32

154 25 2
                                    

SUARA kucuran air disusul sentuhan basah nan hangat di pipi mengakhiri pejaman mataku. Pulasan warna putih gading khas plafon kamarku menjadi hal pertama yang kulihat. Barulah setelahnya kamu, dengan handuk mungil di tangan, samar-samar mulai tertangkap pandanganku.

Tunggu, bukankah seharusnya aku masih ....

"Eh, udah bangun?" sapamu lembut, sambil menyampirkan handuk di bibir baskom.

Aku mengerjap-ngerjap―jujur saja, mataku terasa panas saat melakukannya―sebelum akhirnya berusaha bangkit. Lalu, seolah tahu aku masih terlalu lunglai untuk bisa duduk dengan tegak, kamu menyisipkan bantal di antara punggungku dan sandaran kasur.

"Minum dulu, ya?" Kamu menyodorkan segelas air, yang entah kapan diambilnya, padaku. Dan, bukannya membiarkanku minum dengan tenteram, kamu justru bertanya. "Mau makan, nggak? Tadi Ibu bikin bubur kacang ijo, tuh. Kata Ibu, kamu kalo lagi demam begini nggak mau makan nasi, kan?"

Aku mengangguk pelan.

Tak butuh waktu lama untukmu membawakanku semangkuk bubur kacang hijau. Selagi menyerahkannya padaku, sempat-sempatnya kamu menawarkan bantuan, "Mau aku suapin?"

Cepat-cepat kutolak tawaranmu dengan gelengan.

"Abis ini mau minum obat, nggak?"

Aku menggeleng lagi. "Udah enakan, kok. Makasih, ya."

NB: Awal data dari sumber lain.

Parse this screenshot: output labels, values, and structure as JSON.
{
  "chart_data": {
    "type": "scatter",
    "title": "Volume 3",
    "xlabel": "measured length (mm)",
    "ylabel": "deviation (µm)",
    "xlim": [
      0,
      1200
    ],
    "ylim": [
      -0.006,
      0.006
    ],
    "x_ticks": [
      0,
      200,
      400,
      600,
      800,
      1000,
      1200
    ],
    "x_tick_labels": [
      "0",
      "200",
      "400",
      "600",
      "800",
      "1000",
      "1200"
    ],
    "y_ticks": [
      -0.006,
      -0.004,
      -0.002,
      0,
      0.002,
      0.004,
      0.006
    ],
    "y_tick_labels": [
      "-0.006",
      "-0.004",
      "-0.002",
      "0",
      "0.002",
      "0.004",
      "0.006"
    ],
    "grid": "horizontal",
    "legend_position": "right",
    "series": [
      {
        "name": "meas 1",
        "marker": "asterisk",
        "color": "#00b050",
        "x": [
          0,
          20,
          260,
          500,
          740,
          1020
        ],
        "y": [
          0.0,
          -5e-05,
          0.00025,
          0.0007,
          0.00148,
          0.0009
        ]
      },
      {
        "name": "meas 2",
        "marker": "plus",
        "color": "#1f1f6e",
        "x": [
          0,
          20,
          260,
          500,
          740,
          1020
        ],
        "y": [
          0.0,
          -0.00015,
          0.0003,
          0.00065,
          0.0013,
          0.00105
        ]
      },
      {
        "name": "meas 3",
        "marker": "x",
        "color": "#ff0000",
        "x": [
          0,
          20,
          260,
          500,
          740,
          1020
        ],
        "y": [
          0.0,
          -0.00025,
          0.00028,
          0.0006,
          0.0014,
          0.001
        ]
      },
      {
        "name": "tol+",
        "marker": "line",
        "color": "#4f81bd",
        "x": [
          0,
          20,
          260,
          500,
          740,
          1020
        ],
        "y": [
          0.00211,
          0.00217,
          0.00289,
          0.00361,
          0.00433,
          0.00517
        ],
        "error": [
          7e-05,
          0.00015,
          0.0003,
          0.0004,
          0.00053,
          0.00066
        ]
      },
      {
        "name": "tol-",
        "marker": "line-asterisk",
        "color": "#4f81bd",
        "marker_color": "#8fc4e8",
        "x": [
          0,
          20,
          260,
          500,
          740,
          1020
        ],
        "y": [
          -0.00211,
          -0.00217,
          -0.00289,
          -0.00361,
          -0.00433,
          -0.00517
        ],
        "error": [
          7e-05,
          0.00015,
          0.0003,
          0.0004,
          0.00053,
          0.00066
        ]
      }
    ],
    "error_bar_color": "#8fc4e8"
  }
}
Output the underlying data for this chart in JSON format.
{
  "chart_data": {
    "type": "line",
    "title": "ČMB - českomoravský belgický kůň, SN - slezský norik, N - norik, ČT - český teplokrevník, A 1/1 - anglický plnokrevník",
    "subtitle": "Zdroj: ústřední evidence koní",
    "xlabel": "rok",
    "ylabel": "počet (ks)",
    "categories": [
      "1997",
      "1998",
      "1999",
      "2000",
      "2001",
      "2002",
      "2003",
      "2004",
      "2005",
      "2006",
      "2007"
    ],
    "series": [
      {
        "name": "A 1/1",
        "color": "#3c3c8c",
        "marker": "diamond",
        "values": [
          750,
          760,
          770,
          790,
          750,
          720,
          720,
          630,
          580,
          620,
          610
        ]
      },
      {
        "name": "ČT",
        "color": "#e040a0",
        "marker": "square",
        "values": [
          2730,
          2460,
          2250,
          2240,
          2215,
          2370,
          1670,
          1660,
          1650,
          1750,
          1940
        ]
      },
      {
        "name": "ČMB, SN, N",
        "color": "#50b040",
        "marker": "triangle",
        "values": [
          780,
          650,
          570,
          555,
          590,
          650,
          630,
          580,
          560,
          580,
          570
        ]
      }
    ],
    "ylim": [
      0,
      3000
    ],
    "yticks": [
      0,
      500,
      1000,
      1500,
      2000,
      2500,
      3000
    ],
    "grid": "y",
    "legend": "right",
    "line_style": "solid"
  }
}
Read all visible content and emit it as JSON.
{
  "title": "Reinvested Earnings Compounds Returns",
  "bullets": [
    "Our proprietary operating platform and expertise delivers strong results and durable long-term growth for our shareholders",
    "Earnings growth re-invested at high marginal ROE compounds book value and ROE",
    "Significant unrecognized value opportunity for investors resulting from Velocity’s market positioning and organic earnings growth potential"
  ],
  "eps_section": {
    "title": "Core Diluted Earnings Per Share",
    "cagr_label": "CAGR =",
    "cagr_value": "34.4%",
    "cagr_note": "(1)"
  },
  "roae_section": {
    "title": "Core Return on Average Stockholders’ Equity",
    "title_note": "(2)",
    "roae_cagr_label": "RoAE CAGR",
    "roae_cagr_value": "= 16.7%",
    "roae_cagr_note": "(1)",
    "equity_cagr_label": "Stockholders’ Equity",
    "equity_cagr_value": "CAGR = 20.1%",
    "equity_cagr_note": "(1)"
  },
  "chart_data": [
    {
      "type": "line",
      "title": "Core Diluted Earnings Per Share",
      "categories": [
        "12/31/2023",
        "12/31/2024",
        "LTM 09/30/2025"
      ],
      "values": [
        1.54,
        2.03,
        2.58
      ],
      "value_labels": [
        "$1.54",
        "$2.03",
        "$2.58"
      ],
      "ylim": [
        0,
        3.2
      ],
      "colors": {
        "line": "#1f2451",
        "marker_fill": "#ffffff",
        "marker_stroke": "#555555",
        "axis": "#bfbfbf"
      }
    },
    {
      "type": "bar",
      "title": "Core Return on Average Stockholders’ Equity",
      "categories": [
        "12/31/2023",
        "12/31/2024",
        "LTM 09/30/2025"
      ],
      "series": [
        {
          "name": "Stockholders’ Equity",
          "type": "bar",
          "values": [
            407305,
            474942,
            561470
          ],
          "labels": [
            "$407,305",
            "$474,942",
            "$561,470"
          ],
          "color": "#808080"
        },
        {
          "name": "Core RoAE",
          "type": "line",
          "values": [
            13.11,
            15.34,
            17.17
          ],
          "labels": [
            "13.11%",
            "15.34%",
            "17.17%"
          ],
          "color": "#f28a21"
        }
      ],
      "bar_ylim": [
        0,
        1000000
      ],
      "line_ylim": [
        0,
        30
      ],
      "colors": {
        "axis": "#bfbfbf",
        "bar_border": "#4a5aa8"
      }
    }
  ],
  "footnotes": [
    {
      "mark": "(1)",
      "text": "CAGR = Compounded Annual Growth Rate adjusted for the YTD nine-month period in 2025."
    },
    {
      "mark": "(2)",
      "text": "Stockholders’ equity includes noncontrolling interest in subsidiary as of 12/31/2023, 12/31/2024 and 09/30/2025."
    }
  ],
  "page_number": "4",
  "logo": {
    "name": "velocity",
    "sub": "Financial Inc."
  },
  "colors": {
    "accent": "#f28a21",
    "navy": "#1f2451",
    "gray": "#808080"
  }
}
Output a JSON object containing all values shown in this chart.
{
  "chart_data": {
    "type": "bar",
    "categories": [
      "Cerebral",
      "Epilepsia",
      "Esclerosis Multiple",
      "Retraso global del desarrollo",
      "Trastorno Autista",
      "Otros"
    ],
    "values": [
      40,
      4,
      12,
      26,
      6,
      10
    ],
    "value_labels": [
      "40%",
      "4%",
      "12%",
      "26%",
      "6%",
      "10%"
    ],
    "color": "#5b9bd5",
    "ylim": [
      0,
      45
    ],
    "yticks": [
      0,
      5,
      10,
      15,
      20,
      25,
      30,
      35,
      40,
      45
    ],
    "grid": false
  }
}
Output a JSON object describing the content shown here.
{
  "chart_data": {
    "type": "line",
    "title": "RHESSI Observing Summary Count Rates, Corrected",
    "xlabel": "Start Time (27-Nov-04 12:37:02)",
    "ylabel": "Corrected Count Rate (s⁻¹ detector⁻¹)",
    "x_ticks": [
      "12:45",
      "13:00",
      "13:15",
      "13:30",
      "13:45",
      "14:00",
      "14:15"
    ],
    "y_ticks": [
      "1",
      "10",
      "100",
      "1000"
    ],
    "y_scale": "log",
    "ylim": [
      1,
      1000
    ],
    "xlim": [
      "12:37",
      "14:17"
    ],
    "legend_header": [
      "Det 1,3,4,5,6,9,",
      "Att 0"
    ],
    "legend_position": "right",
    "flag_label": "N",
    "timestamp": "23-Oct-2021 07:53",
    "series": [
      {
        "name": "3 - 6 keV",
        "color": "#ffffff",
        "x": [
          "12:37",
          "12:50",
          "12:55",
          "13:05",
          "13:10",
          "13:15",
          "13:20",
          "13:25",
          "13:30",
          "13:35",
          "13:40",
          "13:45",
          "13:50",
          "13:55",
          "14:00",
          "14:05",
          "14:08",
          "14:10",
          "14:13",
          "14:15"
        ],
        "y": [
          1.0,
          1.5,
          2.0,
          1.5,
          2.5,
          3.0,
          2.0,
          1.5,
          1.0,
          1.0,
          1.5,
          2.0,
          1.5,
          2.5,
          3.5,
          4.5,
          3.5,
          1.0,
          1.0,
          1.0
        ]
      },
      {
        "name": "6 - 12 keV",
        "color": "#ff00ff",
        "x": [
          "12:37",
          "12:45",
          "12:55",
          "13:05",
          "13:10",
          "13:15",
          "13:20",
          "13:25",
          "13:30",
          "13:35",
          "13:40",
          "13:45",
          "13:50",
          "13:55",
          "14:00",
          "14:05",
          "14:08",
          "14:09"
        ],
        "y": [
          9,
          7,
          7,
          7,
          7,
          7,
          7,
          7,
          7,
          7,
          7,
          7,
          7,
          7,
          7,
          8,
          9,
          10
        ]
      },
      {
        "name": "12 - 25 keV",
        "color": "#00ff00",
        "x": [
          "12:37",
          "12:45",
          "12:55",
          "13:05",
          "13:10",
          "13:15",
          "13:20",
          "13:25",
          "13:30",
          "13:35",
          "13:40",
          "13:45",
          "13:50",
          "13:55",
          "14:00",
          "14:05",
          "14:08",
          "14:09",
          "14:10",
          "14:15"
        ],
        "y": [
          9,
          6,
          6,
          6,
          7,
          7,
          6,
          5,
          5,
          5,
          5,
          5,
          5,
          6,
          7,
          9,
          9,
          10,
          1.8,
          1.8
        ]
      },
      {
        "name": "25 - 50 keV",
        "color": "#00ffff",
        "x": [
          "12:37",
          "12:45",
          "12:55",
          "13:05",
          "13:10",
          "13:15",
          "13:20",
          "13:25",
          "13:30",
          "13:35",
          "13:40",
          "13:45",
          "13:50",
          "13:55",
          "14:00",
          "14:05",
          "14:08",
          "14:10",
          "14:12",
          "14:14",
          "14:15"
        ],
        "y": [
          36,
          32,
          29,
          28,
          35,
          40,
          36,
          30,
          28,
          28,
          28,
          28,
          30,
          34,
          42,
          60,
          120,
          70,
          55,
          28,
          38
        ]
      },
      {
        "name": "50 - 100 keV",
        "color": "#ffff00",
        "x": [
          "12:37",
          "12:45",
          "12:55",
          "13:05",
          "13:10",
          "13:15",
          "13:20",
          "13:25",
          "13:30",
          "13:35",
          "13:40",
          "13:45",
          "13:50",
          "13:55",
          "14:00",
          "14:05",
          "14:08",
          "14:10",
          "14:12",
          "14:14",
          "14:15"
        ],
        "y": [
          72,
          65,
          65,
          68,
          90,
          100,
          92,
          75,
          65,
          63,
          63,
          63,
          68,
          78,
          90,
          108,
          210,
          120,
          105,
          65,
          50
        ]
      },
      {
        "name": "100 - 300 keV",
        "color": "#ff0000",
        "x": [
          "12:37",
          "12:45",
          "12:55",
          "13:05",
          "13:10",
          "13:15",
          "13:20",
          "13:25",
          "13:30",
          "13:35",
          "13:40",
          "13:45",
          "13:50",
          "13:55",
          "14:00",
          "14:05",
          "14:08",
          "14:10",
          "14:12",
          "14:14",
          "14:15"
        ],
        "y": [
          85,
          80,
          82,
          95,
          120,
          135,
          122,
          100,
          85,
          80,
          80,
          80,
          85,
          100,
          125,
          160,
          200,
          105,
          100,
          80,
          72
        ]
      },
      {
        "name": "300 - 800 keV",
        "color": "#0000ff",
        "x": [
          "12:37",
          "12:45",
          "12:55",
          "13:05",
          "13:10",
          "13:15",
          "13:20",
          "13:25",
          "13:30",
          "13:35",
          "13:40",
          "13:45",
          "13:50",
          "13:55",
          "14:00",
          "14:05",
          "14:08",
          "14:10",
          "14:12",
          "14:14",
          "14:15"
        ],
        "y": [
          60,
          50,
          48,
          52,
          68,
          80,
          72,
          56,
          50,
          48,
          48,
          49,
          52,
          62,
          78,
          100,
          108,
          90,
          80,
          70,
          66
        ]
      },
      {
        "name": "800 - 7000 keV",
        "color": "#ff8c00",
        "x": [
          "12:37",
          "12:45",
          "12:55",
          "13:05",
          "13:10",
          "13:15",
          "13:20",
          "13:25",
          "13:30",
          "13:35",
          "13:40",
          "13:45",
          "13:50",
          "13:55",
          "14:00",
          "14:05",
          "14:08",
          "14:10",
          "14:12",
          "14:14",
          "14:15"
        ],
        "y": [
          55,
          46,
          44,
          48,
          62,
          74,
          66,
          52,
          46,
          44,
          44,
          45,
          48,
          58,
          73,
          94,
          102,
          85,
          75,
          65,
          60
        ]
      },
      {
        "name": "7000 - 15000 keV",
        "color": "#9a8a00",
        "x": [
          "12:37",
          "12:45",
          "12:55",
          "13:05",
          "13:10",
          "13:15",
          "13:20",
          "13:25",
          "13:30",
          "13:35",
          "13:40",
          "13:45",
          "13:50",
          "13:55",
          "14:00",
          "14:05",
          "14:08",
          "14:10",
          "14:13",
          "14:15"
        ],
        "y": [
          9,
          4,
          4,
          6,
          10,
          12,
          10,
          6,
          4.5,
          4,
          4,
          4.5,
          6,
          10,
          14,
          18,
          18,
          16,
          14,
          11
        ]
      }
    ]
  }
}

"Bagus, deh." Kamu tersenyum tipis sebelum bercerita. "Semalem, tuh, aku sampe debat sama Ibu, tau, gara-gara dilarang ngasih kamu obat penurun panas. Kata Ibu, kamu, tuh, nggak boleh sering-sering minum obat, jadi ...." Punggung tanganmu singgah sejenak di pipi dan tengkukku. "Yah, yang penting sekarang udah mendingan, kan?"

Tarikan bibirmu lekas menular padaku.

"Ngomong-ngomong, semalem gimana? Pasti seru banget, ya, bisa ngumpul sama temen-temen lama?"

Pertanyaanmu seketika melunturkan senyumku. Duh, berarti semalam itu bukan mimpi. "Seru apanya? Yang ada aku tertekan, kali, harus terjebak seruangan sama orang-orang kayak gitu."

"Bentar, 'orang-orang kayak gitu'?" ulangmu skeptis, yang segera kusambut dengan mengangkat alis. "Kamu, tuh, ya, nggak bisa apa bermulut manis dikit? Temen-temenmu, lho, itu."

Ogah diceramahi lebih lama, kuputuskan untuk berlagak menimbang-nimbang. "Gimana, ya ...."

"Gimana apanya?"

"Buat sesaat, aku seneng, sih," akuku.

Ya, sebelum celetukan-celetukan sinis itu menyerangku, sebelum bayang-bayang itu kembali menghantuiku, kuakui aku sempat merasakan kesenangan meski tak bertahan lama.

"Mas Awan," panggilku, sesudah menandaskan suapan terakhir bubur kacang hijau.

"Ya?"

"Mas Awan pernah nggak, ngalamin halusinasi?" tanyaku pelan. "Aku, ng ...." Sedikit keraguan menyusup sewaktu aku hendak melanjutkan ucapan. "Ini bukan pertama kalinya aku ngerasa lihat seseorang yang seharusnya nggak pernah aku lihat lagi, tapi ... kayaknya yang ini, tuh, beda. Serasa nyata."

Terlalu nyata, malah.

"Kapan terakhir kali kamu ngalamin itu?" Di luar dugaan, kamu menanggapiku dengan tanya yang tidak kalah lembut. Mengingatkanku pada sesi-sesi konseling yang pernah kujalani dulu.

Aku bisu sejenak. Lupa kapan persisnya. Yang jelas, terakhir kali mengalaminya, aku terlibat kecelakaan hingga motor kesayanganku ringsek dan harus menginap berhari-hari di bengkel Rafli. Sejak saat itulah aku tak diperbolehkan ibuku mengendarai motor, pun berkeliaran seorang diri lagi. "Sekitar satu atau dua tahun lalu, terus baru tadi malem kejadian lagi. Kira-kira aku kenapa, ya, Mas?"